THE FOUNDER of Protestantism and the director of Goodfellas might not have many things in common. But there is at least one apparent link between them. They were both born in mid-November, in times and places where the nearest saint’s feast day was the dominant influence on the choice of children’s forenames.
In their separate ways, Martin Luther and Martin Scorsese went on to live up to the name’s pre-Christian origins: derived from Mars, the Roman god of war. Luther was the mostly unwitting cause of a century-and-a-half of military conflict in Europe.
And although not implicated in any violence (that we know of), Scorsese became cinema's supreme master at depicting it: most recently in The Departed, his typically gory depiction of the Boston-Irish criminal underworld.
It’s just possible that Martin of Tours, whose feast day falls today, would have enjoyed Scorsese’s work. He was a Roman soldier, after all: hence his given name.
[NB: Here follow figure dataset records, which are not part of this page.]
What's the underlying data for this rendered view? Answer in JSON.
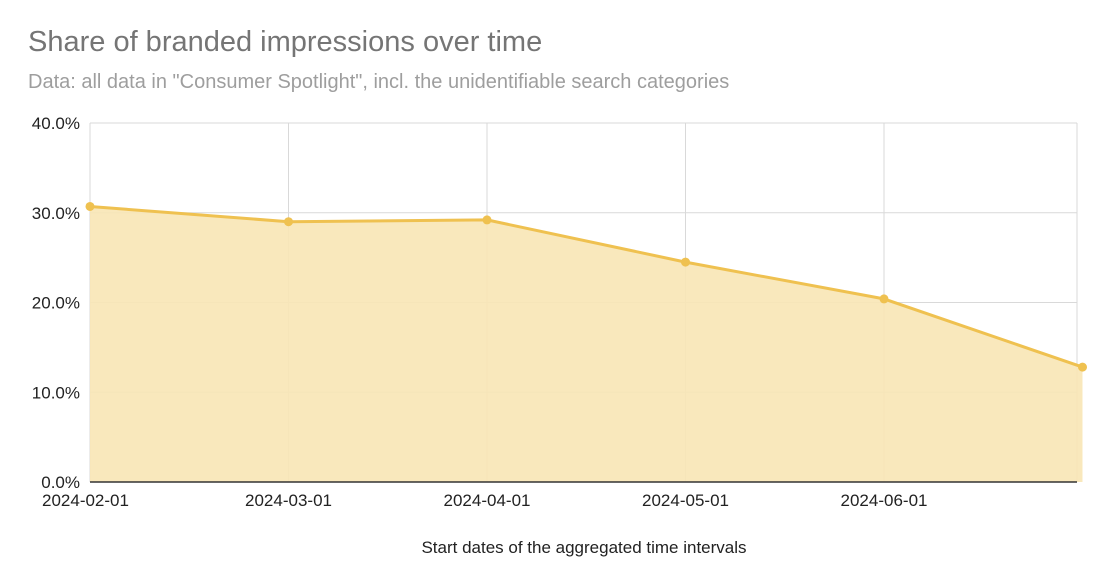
{
  "chart_data": {
    "type": "area",
    "title": "Share of branded impressions over time",
    "subtitle": "Data: all data in \"Consumer Spotlight\", incl. the unidentifiable search categories",
    "xlabel": "Start dates of the aggregated time intervals",
    "ylabel": "",
    "ylim": [
      0,
      40
    ],
    "yticks": [
      0,
      10,
      20,
      30,
      40
    ],
    "ytick_labels": [
      "0.0%",
      "10.0%",
      "20.0%",
      "30.0%",
      "40.0%"
    ],
    "x": [
      "2024-02-01",
      "2024-03-01",
      "2024-04-01",
      "2024-05-01",
      "2024-06-01",
      "2024-07-01"
    ],
    "xtick_labels": [
      "2024-02-01",
      "2024-03-01",
      "2024-04-01",
      "2024-05-01",
      "2024-06-01"
    ],
    "series": [
      {
        "values": [
          30.7,
          29.0,
          29.2,
          24.5,
          20.4,
          12.8
        ]
      }
    ],
    "grid": true,
    "legend": "none",
    "colors": {
      "line": "#efc150",
      "fill": "#f8e6b5",
      "grid": "#d9d9d9",
      "axis": "#333333"
    }
  }
}
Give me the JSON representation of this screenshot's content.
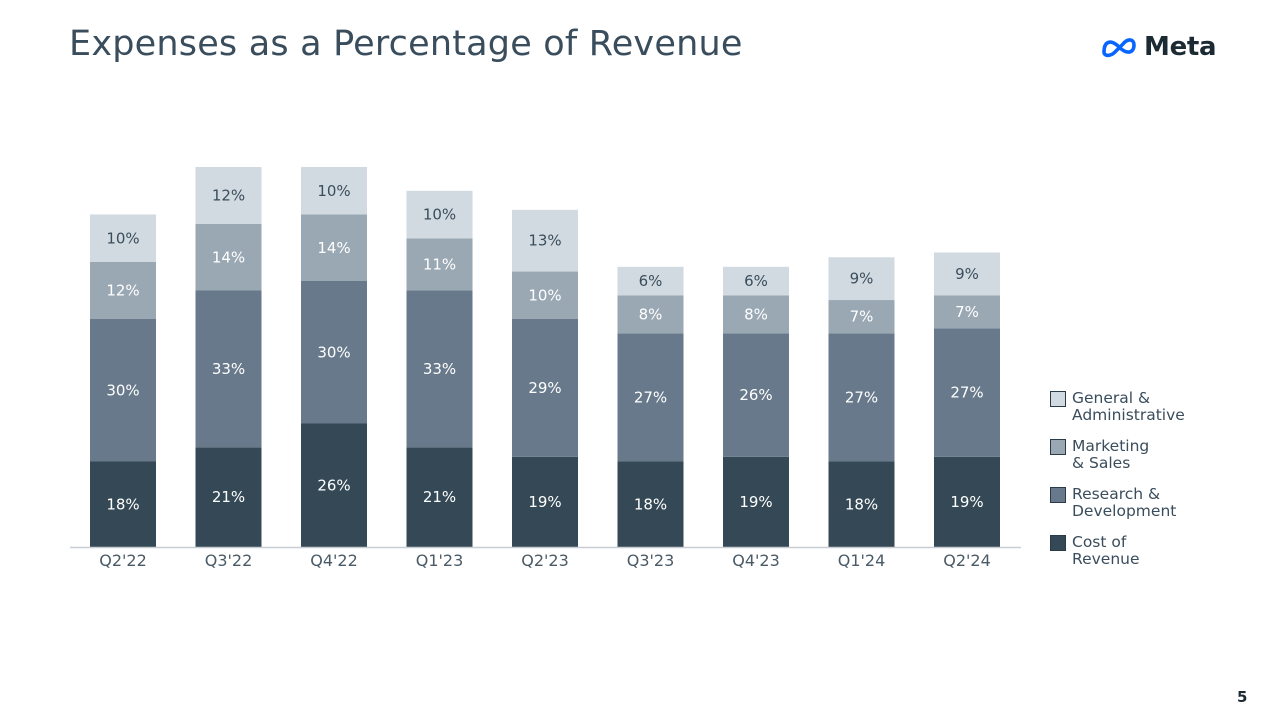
{
  "page": {
    "title": "Expenses as a Percentage of Revenue",
    "logo_text": "Meta",
    "page_number": "5"
  },
  "chart_data": {
    "type": "bar",
    "stacked": true,
    "title": "Expenses as a Percentage of Revenue",
    "xlabel": "",
    "ylabel": "",
    "ylim": [
      0,
      85
    ],
    "grid": false,
    "legend_position": "right",
    "categories": [
      "Q2'22",
      "Q3'22",
      "Q4'22",
      "Q1'23",
      "Q2'23",
      "Q3'23",
      "Q4'23",
      "Q1'24",
      "Q2'24"
    ],
    "series": [
      {
        "name": "Cost of Revenue",
        "legend_label": "Cost of\nRevenue",
        "color": "#344955",
        "label_color": "#ffffff",
        "values": [
          18,
          21,
          26,
          21,
          19,
          18,
          19,
          18,
          19
        ],
        "labels": [
          "18%",
          "21%",
          "26%",
          "21%",
          "19%",
          "18%",
          "19%",
          "18%",
          "19%"
        ]
      },
      {
        "name": "Research & Development",
        "legend_label": "Research &\nDevelopment",
        "color": "#67798a",
        "label_color": "#ffffff",
        "values": [
          30,
          33,
          30,
          33,
          29,
          27,
          26,
          27,
          27
        ],
        "labels": [
          "30%",
          "33%",
          "30%",
          "33%",
          "29%",
          "27%",
          "26%",
          "27%",
          "27%"
        ]
      },
      {
        "name": "Marketing & Sales",
        "legend_label": "Marketing\n& Sales",
        "color": "#9aa8b4",
        "label_color": "#ffffff",
        "values": [
          12,
          14,
          14,
          11,
          10,
          8,
          8,
          7,
          7
        ],
        "labels": [
          "12%",
          "14%",
          "14%",
          "11%",
          "10%",
          "8%",
          "8%",
          "7%",
          "7%"
        ]
      },
      {
        "name": "General & Administrative",
        "legend_label": "General &\nAdministrative",
        "color": "#d2dae1",
        "label_color": "#3a4d5c",
        "values": [
          10,
          12,
          10,
          10,
          13,
          6,
          6,
          9,
          9
        ],
        "labels": [
          "10%",
          "12%",
          "10%",
          "10%",
          "13%",
          "6%",
          "6%",
          "9%",
          "9%"
        ]
      }
    ],
    "axis_color": "#c8ced3"
  }
}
And one of the most popular legends attributed to him involved an act of gratuitous violence, albeit to a goose. The story is that, after his conversion to Christianity, when the church wanted to make him bishop, he was so fearful of the promotion that he hid among a flock of geese. Unfortunately, one of the birds honked and gave him away. And although his elevation to the bishopric was thereby sealed, he got some of his own back by having the informer for dinner. At any rate, this was the excuse once popular among Christians for why Martinmas had to be celebrated by roasting a goose.
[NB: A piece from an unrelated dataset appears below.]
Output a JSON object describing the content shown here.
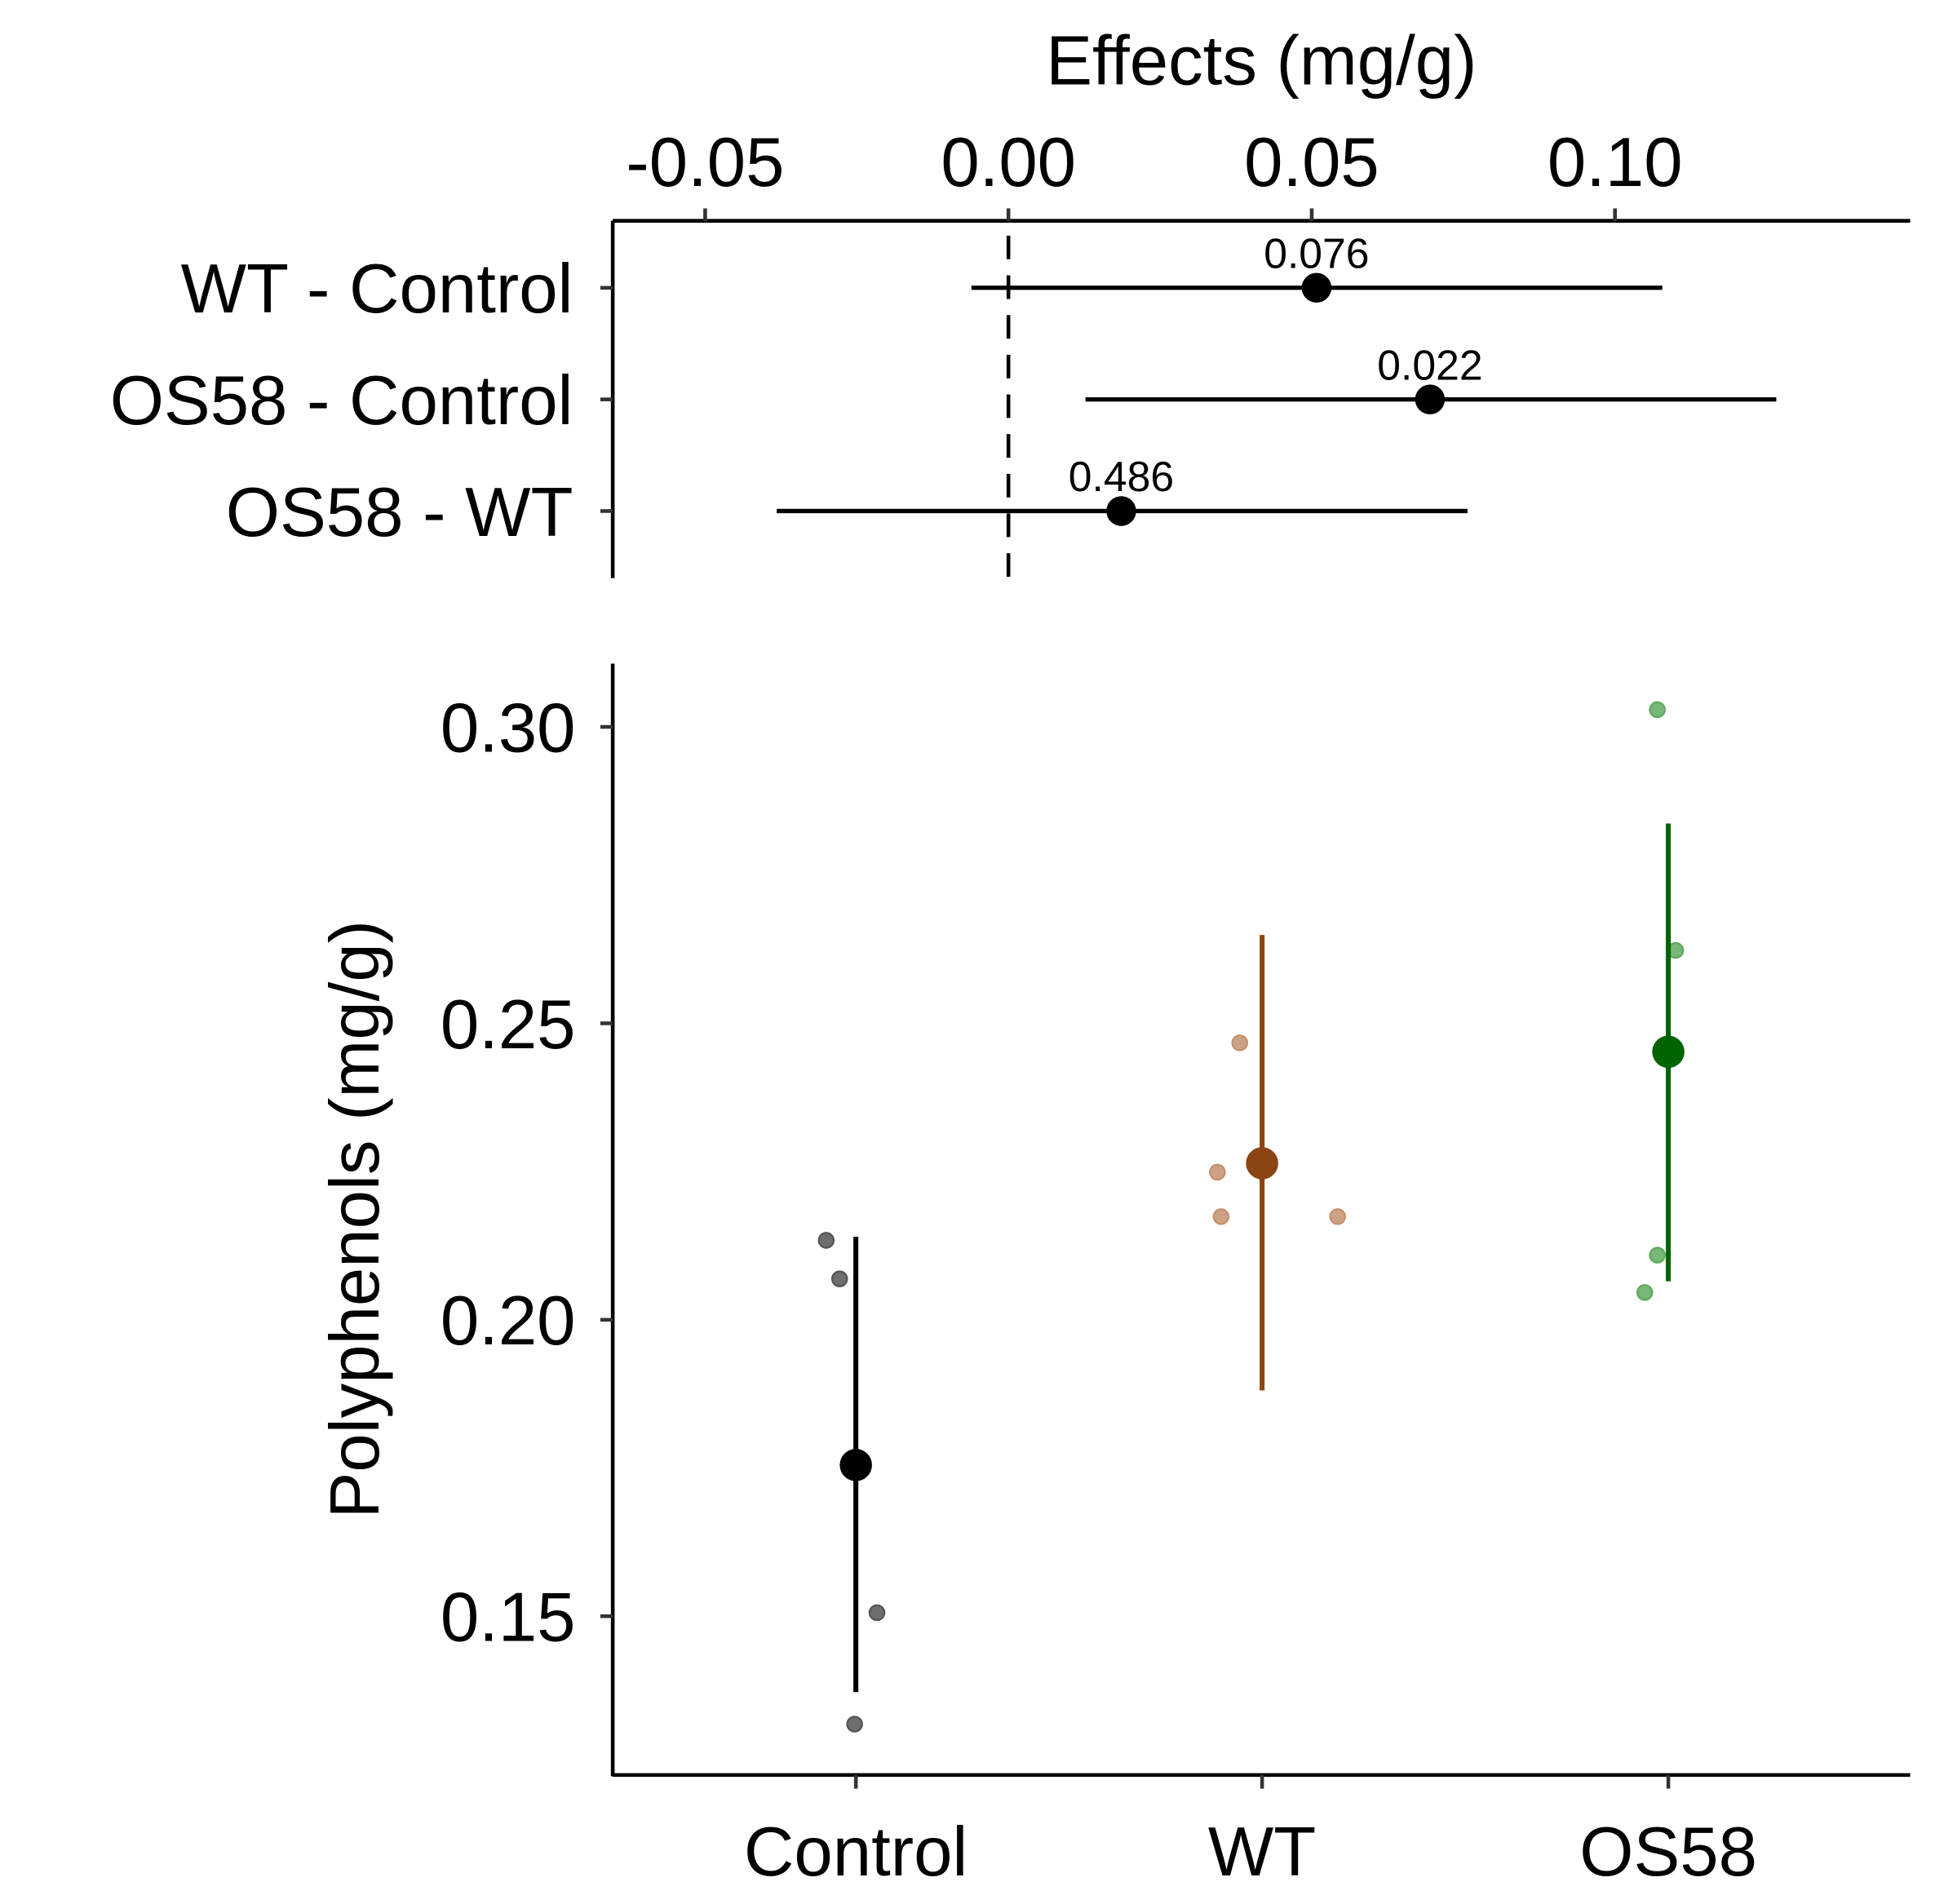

Another tradition associated with the saint, indirectly, was drinking. In keeping with the church practice of strategically deploying holy days, St Martin’s was superimposed on what used to be a Roman Bacchanalian festival. He thus became the patron saint of innkeepers and reformed alcoholics, among others. But that the phrase “Martin drunk” — in which the first word served as an adjective meaning “extremely” — survived into relatively modern times suggests the Christian reinvention of the date was not an immediate success.
Unsurprisingly, St Martin enjoyed his greatest influence in France. Most of the towns and villages named after him occur along the old Roman roads along which the new religion spread. And from this base, Martin became the most common French surname, more popular than rival saints like “Bernard” or “Thomas”, or than those names derived from physical descriptions: like “Petit” and “Legrand”.
As an agent of mid-November temperance, however, the saint faced special challenges in France. Martinmas used to be the release day of Beaujolais Nouveau, an event that has since migrated to November 15th and, more recently, to the third Thursday in November (which begins this year, coincidentally, a little over an hour after the end of the France-Ireland World Cup qualifier second leg in Paris).
Once a purely French affair, the opening of the new season’s Beaujolais became an international phenomenon from the 1980s onwards, thanks to shrewd marketing. Although wine snobs avoid this precocious drink even more carefully than reformed alcoholics do — one critic compared it to “eating cookie dough” — the event has persuaded millions of people around the world to consume large quantities of the stuff.
There is even a spa in Japan where you can take baths in it: which is the use that many wine writers would probably recommend.
Perhaps because of confusion between the old and new calendars, the traditions of November 11th around Europe have some of the same qualities as Halloween. In Italy, as Martin Scorsese might know, the feast of San Martino involves drinking, mask-wearing, and a certain amount of mischief: especially via the custom of revealing which men in the area have unfaithful wives.
This may involve merely drawing cuckold’s horns on the houses of victims. But in places, it used to be the custom to hollow out a pumpkin, put a candle inside and two horns on top and then place it outside the door of the man with the (allegedly) most wanton wife in town.
In Ireland, for reasons now obscure, travel was once considered unlucky on this day. As was anything that involved turning wheels, which also prevented women from spinning, millers from millers, etc.
Another tradition presumably related to the aforementioned goose. In this, the blood of the bird killed on Martinmas was sprinkled on the door posts, threshold, and hearth of a house, to ensure good luck during the coming year. A piece of cloth was sometimes dipped in the blood and then stored in the rafters, for added protection.
And, inevitably, there is a weather legend attached to the date. This derives from the story of the saint’s conversion, after he had taken pity on a beggar, freezing in the streets of Amiens in mid-winter. He cut his own cloak in two, giving half to the other man; and was rewarded, it is said, with a divine apparition and an outbreak of unseasonably warm temperatures.
Hence, a spell of fine weather around November 11th is still called “St Martin’s summer,“; although sad to relate, there’s no sign of any such miracle this year.